I gave the taynix a clear image of Snuggles. And a moment later three flights of ships—light-lanced together in three distinct groups—appeared over the sand, some of them extending out over the waves.

“Amphi,” I said over my radio, “I brought backup.”

“Platforms?”

“Not yet,” I said. “Three flights of ships. Can you get them up to speed?”

“Copy, Jerkface,” Arturo said.

My proximity sensors had been busted when the cytonic slashed their mindblades through my dash. I looked up at the dark sky, trying to read what was going on with the battle.

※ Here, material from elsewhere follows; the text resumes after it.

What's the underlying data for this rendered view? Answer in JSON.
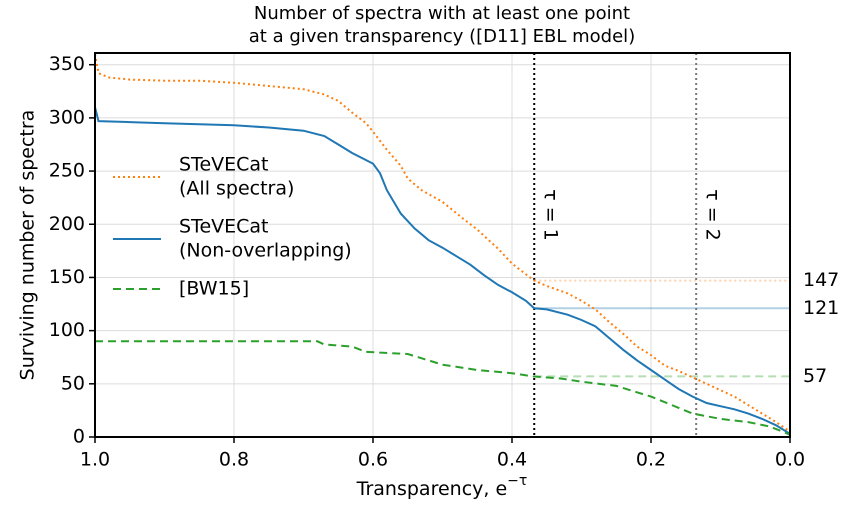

Scud, there were a lot of ships up there. Our side seemed to be holding their own, but we needed the backup badly.

Alanik, I said, status?

Rinakin is sending ships to support us. He says the kitsen alliance is worth the risk. I told him you were going to bring platforms from Detritus. Did I lie to him?

Rig is working on it, I said. Can you come support Arturo?

I’m on my way, Alanik said. I’ll come back for the flights after they’ve had a few minutes to prepare.

Good, I said. Keep me updated.

“Should we have brought you a new ship?” Juno asked.

“I’ll get one later,” I said. “Right now I need to have a look at that portal in your library.”